Per-agent Q-values are combined via the mixing network:

\[ Q_{\text{tot}}(s, \mathbf{a}) = f_{\text{mix}}\!\left(Q_1(o_1, a_1), \ldots, Q_n(o_n, a_n); s\right) \]

Monotonicity is enforced by constraining mixing weights to be non-negative:

\[ \frac{\partial Q_{\text{tot}}}{\partial Q_i} \geq 0, \quad \forall i \]

This is achieved by applying \(|\cdot|\) (absolute value) to hypernetwork outputs:

\[ W = |f_{\text{hyper}}(s)| \]

The loss is standard TD error on the joint Q-value:

\[ L = \mathbb{E}\!\left[\left(r + \gamma \max_{\mathbf{a}'} Q_{\text{tot}}^-(s', \mathbf{a}') - Q_{\text{tot}}(s, \mathbf{a})\right)^2\right] \]

Pseudocode

algorithm QMIX:
    initialize per-agent Q-networks {Q_i} and target networks {Q_i^-}
    initialize mixing network M and target M^-
    initialize replay buffer D

    for step = 1 to total_timesteps do
        for each agent i:
            select a_i using epsilon-greedy on Q_i(o_i, .)

        execute joint action, observe r, s', done
        store (s, {o_i}, {a_i}, r, done, s', {o_i'}) in D

        sample minibatch from D
        for each agent i:
            q_i = Q_i(o_i, a_i)       # chosen action Q-value
            q_i_target = max_a Q_i^-(o_i', a)  # greedy target

        q_tot = M({q_i}, global_state)
        q_tot_target = M^-({q_i_target}, global_state')
        L = MSE(q_tot, r + gamma * (1 - done) * q_tot_target)
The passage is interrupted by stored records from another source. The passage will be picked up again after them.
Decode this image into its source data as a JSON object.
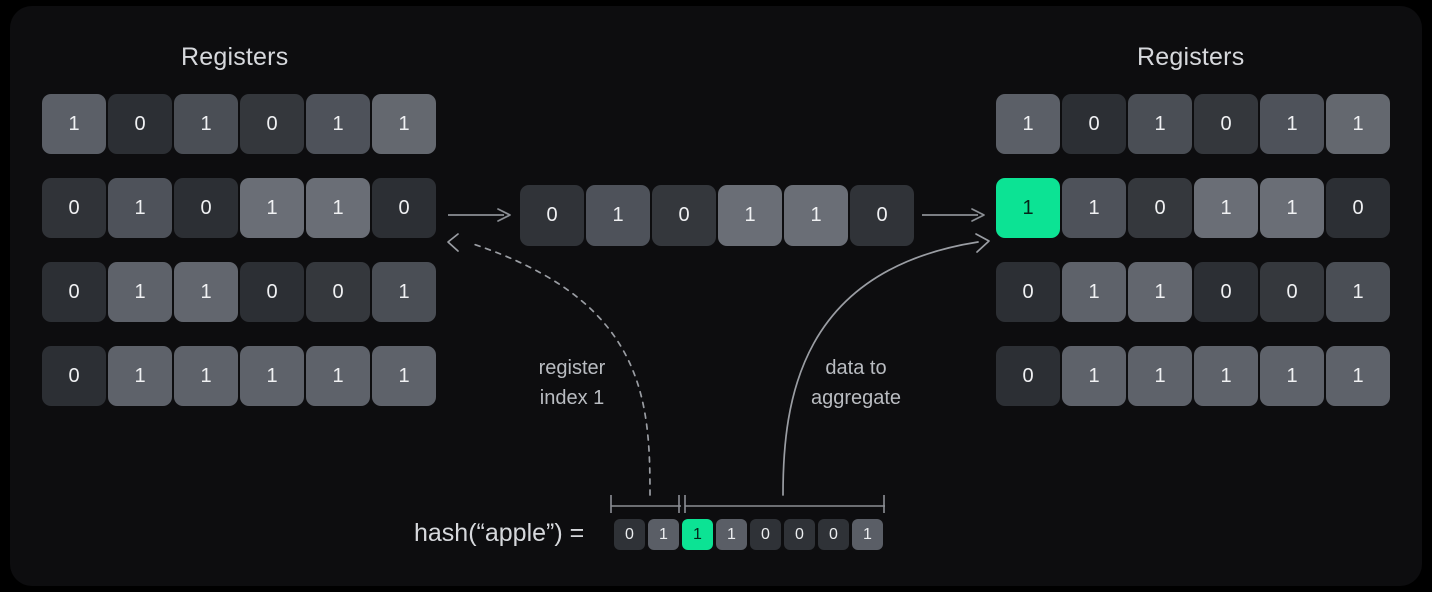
{
  "panel": {
    "background": "#0d0d0f",
    "page_background": "#000000"
  },
  "accent": {
    "highlight": "#0ce394",
    "highlight_text": "#04261a",
    "line": "#8b8e94",
    "text": "#d6d8dc",
    "muted_text": "#b9bcc1"
  },
  "left_panel": {
    "title": "Registers",
    "rows": [
      {
        "cells": [
          {
            "value": "1",
            "shade": "#5b5f67",
            "highlight": false
          },
          {
            "value": "0",
            "shade": "#2c2f34",
            "highlight": false
          },
          {
            "value": "1",
            "shade": "#4a4e55",
            "highlight": false
          },
          {
            "value": "0",
            "shade": "#34373c",
            "highlight": false
          },
          {
            "value": "1",
            "shade": "#4e525a",
            "highlight": false
          },
          {
            "value": "1",
            "shade": "#64686f",
            "highlight": false
          }
        ]
      },
      {
        "cells": [
          {
            "value": "0",
            "shade": "#303338",
            "highlight": false
          },
          {
            "value": "1",
            "shade": "#4e525a",
            "highlight": false
          },
          {
            "value": "0",
            "shade": "#2c2f34",
            "highlight": false
          },
          {
            "value": "1",
            "shade": "#6a6e76",
            "highlight": false
          },
          {
            "value": "1",
            "shade": "#6a6e76",
            "highlight": false
          },
          {
            "value": "0",
            "shade": "#2c2f34",
            "highlight": false
          }
        ]
      },
      {
        "cells": [
          {
            "value": "0",
            "shade": "#2c2f34",
            "highlight": false
          },
          {
            "value": "1",
            "shade": "#5e626a",
            "highlight": false
          },
          {
            "value": "1",
            "shade": "#62666e",
            "highlight": false
          },
          {
            "value": "0",
            "shade": "#2c2f34",
            "highlight": false
          },
          {
            "value": "0",
            "shade": "#35383d",
            "highlight": false
          },
          {
            "value": "1",
            "shade": "#4a4e55",
            "highlight": false
          }
        ]
      },
      {
        "cells": [
          {
            "value": "0",
            "shade": "#2c2f34",
            "highlight": false
          },
          {
            "value": "1",
            "shade": "#5e626a",
            "highlight": false
          },
          {
            "value": "1",
            "shade": "#5e626a",
            "highlight": false
          },
          {
            "value": "1",
            "shade": "#5e626a",
            "highlight": false
          },
          {
            "value": "1",
            "shade": "#5e626a",
            "highlight": false
          },
          {
            "value": "1",
            "shade": "#5e626a",
            "highlight": false
          }
        ]
      }
    ]
  },
  "right_panel": {
    "title": "Registers",
    "rows": [
      {
        "cells": [
          {
            "value": "1",
            "shade": "#5b5f67",
            "highlight": false
          },
          {
            "value": "0",
            "shade": "#2c2f34",
            "highlight": false
          },
          {
            "value": "1",
            "shade": "#4a4e55",
            "highlight": false
          },
          {
            "value": "0",
            "shade": "#34373c",
            "highlight": false
          },
          {
            "value": "1",
            "shade": "#4e525a",
            "highlight": false
          },
          {
            "value": "1",
            "shade": "#64686f",
            "highlight": false
          }
        ]
      },
      {
        "cells": [
          {
            "value": "1",
            "shade": "#0ce394",
            "highlight": true
          },
          {
            "value": "1",
            "shade": "#4e525a",
            "highlight": false
          },
          {
            "value": "0",
            "shade": "#35383d",
            "highlight": false
          },
          {
            "value": "1",
            "shade": "#6a6e76",
            "highlight": false
          },
          {
            "value": "1",
            "shade": "#6a6e76",
            "highlight": false
          },
          {
            "value": "0",
            "shade": "#2c2f34",
            "highlight": false
          }
        ]
      },
      {
        "cells": [
          {
            "value": "0",
            "shade": "#2c2f34",
            "highlight": false
          },
          {
            "value": "1",
            "shade": "#5e626a",
            "highlight": false
          },
          {
            "value": "1",
            "shade": "#62666e",
            "highlight": false
          },
          {
            "value": "0",
            "shade": "#2c2f34",
            "highlight": false
          },
          {
            "value": "0",
            "shade": "#35383d",
            "highlight": false
          },
          {
            "value": "1",
            "shade": "#4a4e55",
            "highlight": false
          }
        ]
      },
      {
        "cells": [
          {
            "value": "0",
            "shade": "#2c2f34",
            "highlight": false
          },
          {
            "value": "1",
            "shade": "#5e626a",
            "highlight": false
          },
          {
            "value": "1",
            "shade": "#5e626a",
            "highlight": false
          },
          {
            "value": "1",
            "shade": "#5e626a",
            "highlight": false
          },
          {
            "value": "1",
            "shade": "#5e626a",
            "highlight": false
          },
          {
            "value": "1",
            "shade": "#5e626a",
            "highlight": false
          }
        ]
      }
    ]
  },
  "middle_row": {
    "cells": [
      {
        "value": "0",
        "shade": "#303338",
        "highlight": false
      },
      {
        "value": "1",
        "shade": "#4e525a",
        "highlight": false
      },
      {
        "value": "0",
        "shade": "#34373c",
        "highlight": false
      },
      {
        "value": "1",
        "shade": "#6a6e76",
        "highlight": false
      },
      {
        "value": "1",
        "shade": "#6a6e76",
        "highlight": false
      },
      {
        "value": "0",
        "shade": "#303338",
        "highlight": false
      }
    ]
  },
  "annotations": {
    "register_index": "register\nindex 1",
    "data_to_aggregate": "data to\naggregate"
  },
  "hash": {
    "label": "hash(“apple”) =",
    "bits": [
      {
        "value": "0",
        "shade": "#2f3237",
        "highlight": false
      },
      {
        "value": "1",
        "shade": "#5a5e66",
        "highlight": false
      },
      {
        "value": "1",
        "shade": "#0ce394",
        "highlight": true
      },
      {
        "value": "1",
        "shade": "#5a5e66",
        "highlight": false
      },
      {
        "value": "0",
        "shade": "#2f3237",
        "highlight": false
      },
      {
        "value": "0",
        "shade": "#2f3237",
        "highlight": false
      },
      {
        "value": "0",
        "shade": "#2f3237",
        "highlight": false
      },
      {
        "value": "1",
        "shade": "#5a5e66",
        "highlight": false
      }
    ]
  }
}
        update all Q_i and M parameters
        periodically hard-copy to target networks

Quick Start

from rlox import Trainer

trainer = Trainer("qmix", env="CartPole-v1", seed=42, config={
    "n_agents": 3,
    "hidden_dim": 64,
    "mixing_embed_dim": 32,
})
metrics = trainer.train(total_timesteps=50_000)
print(f"Mean reward: {metrics['mean_reward']:.1f}")

Hyperparameters

Parameter Default Description
n_agents 3 Number of cooperative agents
hidden_dim 64 Hidden dimension for per-agent Q-networks
mixing_embed_dim 32 Hidden dimension of the mixing network
learning_rate 5e-4 Adam learning rate
buffer_size 50_000 Replay buffer capacity
batch_size 32 Minibatch size
gamma 0.99 Discount factor
target_update_freq 200 Steps between hard target network updates
epsilon_start 1.0 Initial exploration epsilon
epsilon_end 0.05 Final exploration epsilon
epsilon_decay_steps 5000 Linear epsilon decay duration
seed 42 Random seed

When to Use

  • Use QMIX when: you have a cooperative multi-agent task with discrete actions and shared rewards, and agents can only observe local information at execution time.
  • Prefer QMIX over MAPPO when: you want value decomposition with replay buffer efficiency, or the task has a clear cooperative structure where monotonicity holds.
  • Do not use QMIX when: the task requires non-monotonic value decomposition (some cooperative games violate this), or agents need continuous action spaces (prefer MAPPO).

References

  • Rashid, T., Samvelyan, M., Schroeder de Witt, C., Farquhar, G., Foerster, J., & Whiteson, S. (2018). QMIX: Monotonic Value Function Factorisation for Deep Multi-Agent Reinforcement Learning. ICML 2018. arXiv:1803.11485.